The annual ITC event was held the last week of September, and I kept reading all of the news highlights from the EDA vendors, as the time spent on the tester can be a major cost and the value to catching defective chips from reaching production is so critical. Chiplets, 2.5D and 3D IC design have caught the attention of the test world, so I learned what Siemens EDA just announced to address the new test demands with their DFT approach. Vidya Neerkundar is a Product Manager for the Tessent family of DFT products, and she presented an update.
DFT Challenges
For most of the history of IC designs we’ve had one die in one package, along with multi-chip modules (MCM). For 2.5D and 3D ICs with multiple dies, how do you take the individual die tests, then make them work for the final package?
What if the DFT architectures for each internal die are different from each other?
Is there an optimal way to schedule the die tests while in a package to reduce test times?
Tessent Multi-die
Siemen’s development team extended their technology to support 2.5D and 3D IC packaging with Tessent Multi-die. At SemiWiki we blogged last year about the Tessent Streaming Scan Network, which used 2D hierarchical scan test. This same approach extends 2D hierarchical DFT into 2.5D and 3D ICs now. Here’s what that looks like for three chiplets in a 2.5D device:
The IEEE created a standard for test access architecture for 3D stacked ICs, known as IEEE 1838-2019. IEEE 1687 defines the access and control of instrumentation embedded inside an IC using another standard, IEEE 1149.1 – with test access ports. Tessent Multi-die supports all of these standards.

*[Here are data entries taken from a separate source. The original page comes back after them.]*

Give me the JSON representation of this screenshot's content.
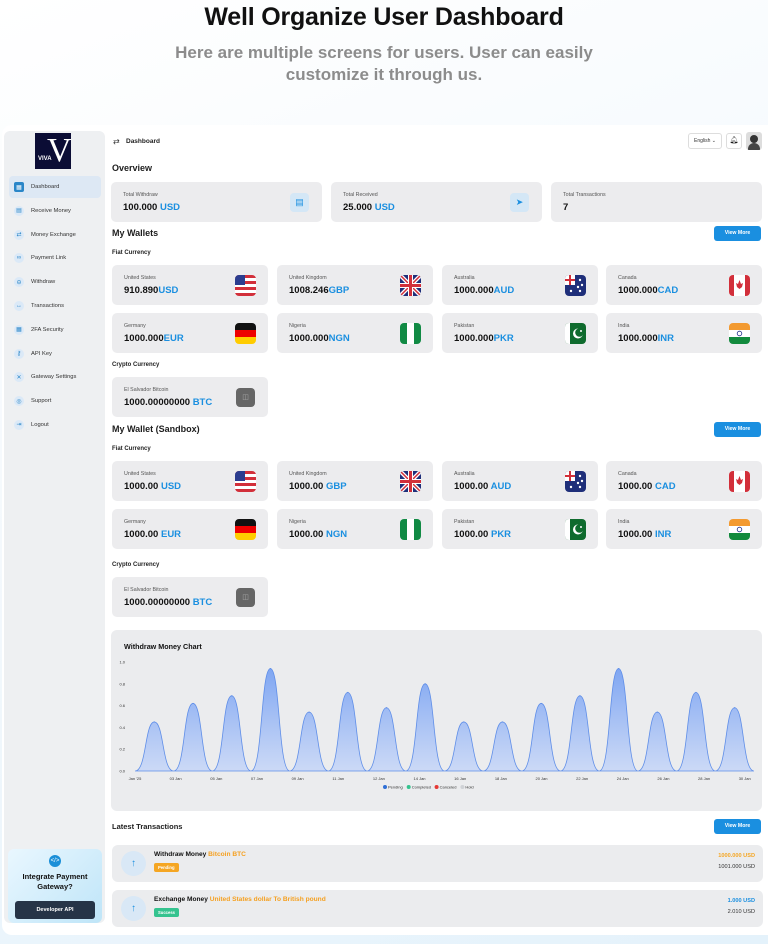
{
  "hero": {
    "title": "Well Organize User Dashboard",
    "subtitle": "Here are multiple screens for users. User can easily customize it through us."
  },
  "logo": {
    "letter": "V",
    "text": "VIVA"
  },
  "topbar": {
    "title": "Dashboard",
    "language": "English",
    "menu_icon": "swap-icon",
    "bell_icon": "bell-icon"
  },
  "sidebar": {
    "items": [
      {
        "label": "Dashboard",
        "icon": "dashboard-icon",
        "glyph": "▦",
        "active": true
      },
      {
        "label": "Receive Money",
        "icon": "receive-icon",
        "glyph": "▤",
        "active": false
      },
      {
        "label": "Money Exchange",
        "icon": "exchange-icon",
        "glyph": "⇄",
        "active": false
      },
      {
        "label": "Payment Link",
        "icon": "link-icon",
        "glyph": "∞",
        "active": false
      },
      {
        "label": "Withdraw",
        "icon": "withdraw-icon",
        "glyph": "⊖",
        "active": false
      },
      {
        "label": "Transactions",
        "icon": "transactions-icon",
        "glyph": "↔",
        "active": false
      },
      {
        "label": "2FA Security",
        "icon": "security-icon",
        "glyph": "▦",
        "active": false
      },
      {
        "label": "API Key",
        "icon": "key-icon",
        "glyph": "⚷",
        "active": false
      },
      {
        "label": "Gateway Settings",
        "icon": "settings-icon",
        "glyph": "✕",
        "active": false
      },
      {
        "label": "Support",
        "icon": "support-icon",
        "glyph": "◎",
        "active": false
      },
      {
        "label": "Logout",
        "icon": "logout-icon",
        "glyph": "⇥",
        "active": false
      }
    ],
    "promo": {
      "title": "Integrate Payment Gateway?",
      "button": "Developer API"
    }
  },
  "overview": {
    "title": "Overview",
    "cards": [
      {
        "label": "Total Withdraw",
        "amount": "100.000",
        "currency": "USD",
        "icon": "document-icon"
      },
      {
        "label": "Total Received",
        "amount": "25.000",
        "currency": "USD",
        "icon": "send-icon"
      },
      {
        "label": "Total Transactions",
        "amount": "7",
        "currency": "",
        "icon": ""
      }
    ]
  },
  "wallets": {
    "title": "My Wallets",
    "view_more": "View More",
    "fiat_title": "Fiat Currency",
    "fiat": [
      {
        "country": "United States",
        "amount": "910.890",
        "currency": "USD",
        "flag": "us"
      },
      {
        "country": "United Kingdom",
        "amount": "1008.246",
        "currency": "GBP",
        "flag": "uk"
      },
      {
        "country": "Australia",
        "amount": "1000.000",
        "currency": "AUD",
        "flag": "au"
      },
      {
        "country": "Canada",
        "amount": "1000.000",
        "currency": "CAD",
        "flag": "ca"
      },
      {
        "country": "Germany",
        "amount": "1000.000",
        "currency": "EUR",
        "flag": "de"
      },
      {
        "country": "Nigeria",
        "amount": "1000.000",
        "currency": "NGN",
        "flag": "ng"
      },
      {
        "country": "Pakistan",
        "amount": "1000.000",
        "currency": "PKR",
        "flag": "pk"
      },
      {
        "country": "India",
        "amount": "1000.000",
        "currency": "INR",
        "flag": "in"
      }
    ],
    "crypto_title": "Crypto Currency",
    "crypto": [
      {
        "name": "El Salvador Bitcoin",
        "amount": "1000.00000000",
        "currency": "BTC",
        "icon": "coin-icon"
      }
    ]
  },
  "sandbox": {
    "title": "My Wallet (Sandbox)",
    "view_more": "View More",
    "fiat_title": "Fiat Currency",
    "fiat": [
      {
        "country": "United States",
        "amount": "1000.00",
        "currency": "USD",
        "flag": "us"
      },
      {
        "country": "United Kingdom",
        "amount": "1000.00",
        "currency": "GBP",
        "flag": "uk"
      },
      {
        "country": "Australia",
        "amount": "1000.00",
        "currency": "AUD",
        "flag": "au"
      },
      {
        "country": "Canada",
        "amount": "1000.00",
        "currency": "CAD",
        "flag": "ca"
      },
      {
        "country": "Germany",
        "amount": "1000.00",
        "currency": "EUR",
        "flag": "de"
      },
      {
        "country": "Nigeria",
        "amount": "1000.00",
        "currency": "NGN",
        "flag": "ng"
      },
      {
        "country": "Pakistan",
        "amount": "1000.00",
        "currency": "PKR",
        "flag": "pk"
      },
      {
        "country": "India",
        "amount": "1000.00",
        "currency": "INR",
        "flag": "in"
      }
    ],
    "crypto_title": "Crypto Currency",
    "crypto": [
      {
        "name": "El Salvador Bitcoin",
        "amount": "1000.00000000",
        "currency": "BTC",
        "icon": "coin-icon"
      }
    ]
  },
  "chart_data": {
    "type": "area",
    "title": "Withdraw Money Chart",
    "ylim": [
      0,
      1
    ],
    "yticks": [
      "0.0",
      "0.2",
      "0.4",
      "0.6",
      "0.8",
      "1.0"
    ],
    "x_tick_labels": [
      "Jan '25",
      "03 Jan",
      "05 Jan",
      "07 Jan",
      "09 Jan",
      "11 Jan",
      "12 Jan",
      "14 Jan",
      "16 Jan",
      "18 Jan",
      "20 Jan",
      "22 Jan",
      "24 Jan",
      "26 Jan",
      "28 Jan",
      "30 Jan"
    ],
    "series": [
      {
        "name": "Pending",
        "color": "#2f6fd6",
        "values": [
          0.45,
          0.62,
          0.69,
          0.94,
          0.54,
          0.72,
          0.58,
          0.8,
          0.45,
          0.45,
          0.62,
          0.69,
          0.94,
          0.54,
          0.72,
          0.58
        ]
      }
    ],
    "legend": [
      {
        "name": "Pending",
        "color": "#2f6fd6"
      },
      {
        "name": "Completed",
        "color": "#34c38f"
      },
      {
        "name": "Canceled",
        "color": "#e53935"
      },
      {
        "name": "Hold",
        "color": "#cfd2d6"
      }
    ],
    "legend_position": "bottom",
    "grid": false
  },
  "transactions": {
    "title": "Latest Transactions",
    "view_more": "View More",
    "items": [
      {
        "title": "Withdraw Money",
        "detail": "Bitcoin BTC",
        "status": "Pending",
        "status_color": "#f5a623",
        "amount_primary": "1000.000 USD",
        "amount_color": "#f5a623",
        "amount_secondary": "1001.000 USD",
        "icon": "arrow-up-icon"
      },
      {
        "title": "Exchange Money",
        "detail": "United States dollar To British pound",
        "status": "Success",
        "status_color": "#34c38f",
        "amount_primary": "1.000 USD",
        "amount_color": "#1a8fe0",
        "amount_secondary": "2.010 USD",
        "icon": "arrow-up-icon"
      }
    ]
  }
}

Each die in a chiplet design has a Boundary Scan Description Language (BSDL) file, and then Tessent Multi-die creates the package level BSDL for you.
IEEE 1838
This die-centric test standard became board approved in November 2019, and allows testing of a die as part of a multi-die stack. A 3D stack of die is connected for test purposes using a Flexible Parallel Port (FPP), along with Die Wrapper Registers (DWR) and Test Access Ports (TAP):
IEEE 1687 – Internal JTAG
This 2014 standard helps to streamline the use of instruments that are embedded inside each die. There’s an Instrument Connectivity Language (ICL), and Procedure Description Language (PDL) to define the instrumentation. The flow between an ATE system and internal JTAG is shown below:
IEEE 1149.1 JTG
The boundary scan standard with a Test Access Port goes back to 1990, and the Boundary Scan Description Language (BSDL) came along in 2001. This standard defines how instructions and test data flow inside a chip.
Bringing all of these test standards together, we can see how Tessent Multi-die connects to each chiplet inside of a 3D stack. The test patterns for cores within each die and test scheduling is accomplished with Tessent Streaming Scan Network (SSN).
Tessent Streaming Scan Network
SSN basically packetizes test data delivery, which decouples the core DFT and chip DFT, allowing an independent shift of concurrently tested cores. Practical benefits are time savings for DFT planning, easier routing and timing closure, and up to a 4X test time and volume reduction.
Summary
Close collaboration between foundries, design, test and the IEEE have created a vibrant 2.5D and 3D eco-system, with all of the technology in place to advance semiconductor innovation. Siemens EDA has extended their Tessent software to embrace the new test challenges, while using IEEE standards. Tessent Multi-die is integrated with all of the other Tessent products and platform, so you don’t have to cobble tools and flows together.